The answers here match up to the question, but I'm going to answer the question you didn't ask. "Should I use truncate or delete?" If you are removing all rows from a table, you'll typically want to truncate, since it's much much faster. Why is it much faster? At least in the case of Oracle, it resets the high water mark. This is basically a dereferencing of the data and allows the db to reuse it for something else.
DELETE VS TRUNCATE
The DELETE statement removes rows one at a time and records an entry in the transaction
log for each deleted row. TRUNCATE TABLE removes the data by deallocating the data
pages used to store the table data and records only the page deallocations in the
transaction log
We can use WHERE clause in DELETE but in TRUNCATE you cannot use it
When the DELETE statement is executed using a row lock, each row in the table is locked
for deletion. TRUNCATE TABLE always locks the table and page but not each row
After a DELETE statement is executed, the table can still contain empty pages.If the
delete operation does not use a table lock, the table (heap) will contain many empty
pages. For indexes, the delete operation can leave empty pages behind, although these
pages will be deallocated quickly by a background cleanup process
TRUNCATE TABLE removes all rows from a table, but the table structure and its columns,
constraints, indexes, and so on remain
DELETE statement doesn't RESEED identity column but TRUNCATE statement RESEEDS the
IDENTITY column
You cannot use TRUNCATE TABLE on tables that:
Are referenced by a FOREIGN KEY constraint. (You can truncate a table that has a
foreign key that references itself.)
Participate in an indexed view.
Are published by using transactional replication or merge replication
TRUNCATE TABLE cannot activate a trigger because the operation does not log individual
row deletions
Drop
drop whole table and all its structure
truncate
delete all rows from table
it is different from delete that it also delete indexes of rows
Delete Statement
Delete Statement delete table rows and return the number of rows is deleted from the table.in this statement, we use where clause to deleted data from the table
Delete Statement is slower than Truncate statement because it deleted records one by one
Truncate Statement
Truncate statement Deleted or removing all the rows from the table.

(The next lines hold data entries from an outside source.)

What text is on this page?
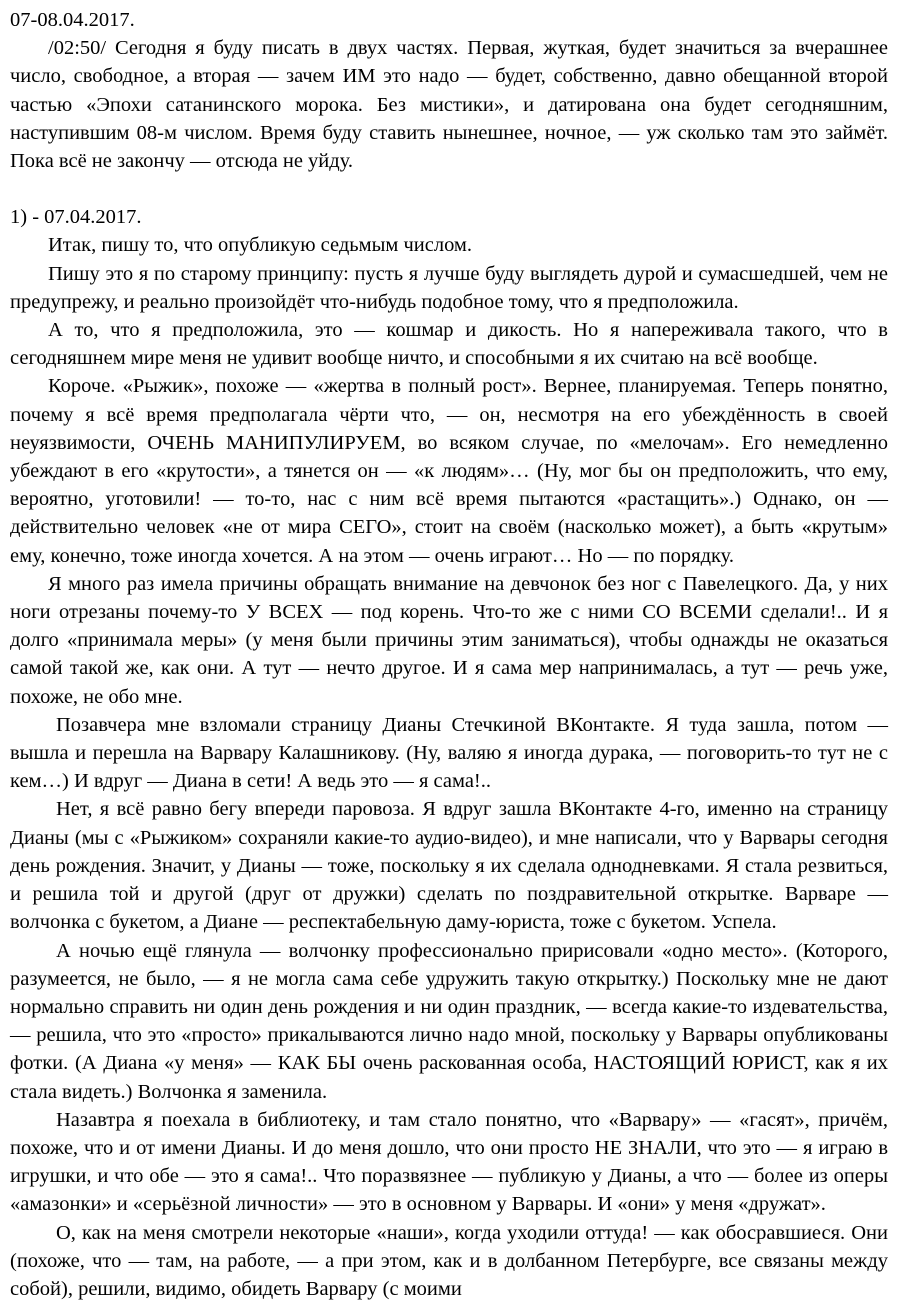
07-08.04.2017.
/02:50/ Сегодня я буду писать в двух частях. Первая, жуткая, будет значиться за вчерашнее число, свободное, а вторая — зачем ИМ это надо — будет, собственно, давно обещанной второй частью «Эпохи сатанинского морока. Без мистики», и датирована она будет сегодняшним, наступившим 08-м числом. Время буду ставить нынешнее, ночное, — уж сколько там это займёт. Пока всё не закончу — отсюда не уйду.
1) - 07.04.2017.
Итак, пишу то, что опубликую седьмым числом.
Пишу это я по старому принципу: пусть я лучше буду выглядеть дурой и сумасшедшей, чем не предупрежу, и реально произойдёт что-нибудь подобное тому, что я предположила.
А то, что я предположила, это — кошмар и дикость. Но я напереживала такого, что в сегодняшнем мире меня не удивит вообще ничто, и способными я их считаю на всё вообще.
Короче. «Рыжик», похоже — «жертва в полный рост». Вернее, планируемая. Теперь понятно, почему я всё время предполагала чёрти что, — он, несмотря на его убеждённость в своей неуязвимости, ОЧЕНЬ МАНИПУЛИРУЕМ, во всяком случае, по «мелочам». Его немедленно убеждают в его «крутости», а тянется он — «к людям»… (Ну, мог бы он предположить, что ему, вероятно, уготовили! — то-то, нас с ним всё время пытаются «растащить».) Однако, он — действительно человек «не от мира СЕГО», стоит на своём (насколько может), а быть «крутым» ему, конечно, тоже иногда хочется. А на этом — очень играют… Но — по порядку.
Я много раз имела причины обращать внимание на девчонок без ног с Павелецкого. Да, у них ноги отрезаны почему-то У ВСЕХ — под корень. Что-то же с ними СО ВСЕМИ сделали!.. И я долго «принимала меры» (у меня были причины этим заниматься), чтобы однажды не оказаться самой такой же, как они. А тут — нечто другое. И я сама мер напринималась, а тут — речь уже, похоже, не обо мне.
Позавчера мне взломали страницу Дианы Стечкиной ВКонтакте. Я туда зашла, потом — вышла и перешла на Варвару Калашникову. (Ну, валяю я иногда дурака, — поговорить-то тут не с кем…) И вдруг — Диана в сети! А ведь это — я сама!..
Нет, я всё равно бегу впереди паровоза. Я вдруг зашла ВКонтакте 4-го, именно на страницу Дианы (мы с «Рыжиком» сохраняли какие-то аудио-видео), и мне написали, что у Варвары сегодня день рождения. Значит, у Дианы — тоже, поскольку я их сделала однодневками. Я стала резвиться, и решила той и другой (друг от дружки) сделать по поздравительной открытке. Варваре — волчонка с букетом, а Диане — респектабельную даму-юриста, тоже с букетом. Успела.
А ночью ещё глянула — волчонку профессионально пририсовали «одно место». (Которого, разумеется, не было, — я не могла сама себе удружить такую открытку.) Поскольку мне не дают нормально справить ни один день рождения и ни один праздник, — всегда какие-то издевательства, — решила, что это «просто» прикалываются лично надо мной, поскольку у Варвары опубликованы фотки. (А Диана «у меня» — КАК БЫ очень раскованная особа, НАСТОЯЩИЙ ЮРИСТ, как я их стала видеть.) Волчонка я заменила.
Назавтра я поехала в библиотеку, и там стало понятно, что «Варвару» — «гасят», причём, похоже, что и от имени Дианы. И до меня дошло, что они просто НЕ ЗНАЛИ, что это — я играю в игрушки, и что обе — это я сама!.. Что поразвязнее — публикую у Дианы, а что — более из оперы «амазонки» и «серьёзной личности» — это в основном у Варвары. И «они» у меня «дружат».
О, как на меня смотрели некоторые «наши», когда уходили оттуда! — как обосравшиеся. Они (похоже, что — там, на работе, — а при этом, как и в долбанном Петербурге, все связаны между собой), решили, видимо, обидеть Варвару (с моими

It is faster than the Delete Statement because it deleted all the records from the table
Truncate statement not return the no of rows are deleted from the table
Drop statement
Drop statement deleted all records as well as the structure of the table
DELETE
The DELETE command is used to remove rows from a table. A WHERE clause can be used to only remove some rows. If no WHERE condition is specified, all rows will be removed. After performing a DELETE operation you need to
COMMIT or ROLLBACK the transaction to make the change permanent or to undo it.
TRUNCATE
TRUNCATE removes all rows from a table. The operation cannot be rolled back ... As such, TRUCATE is faster and doesn't use as much undo space as a DELETE.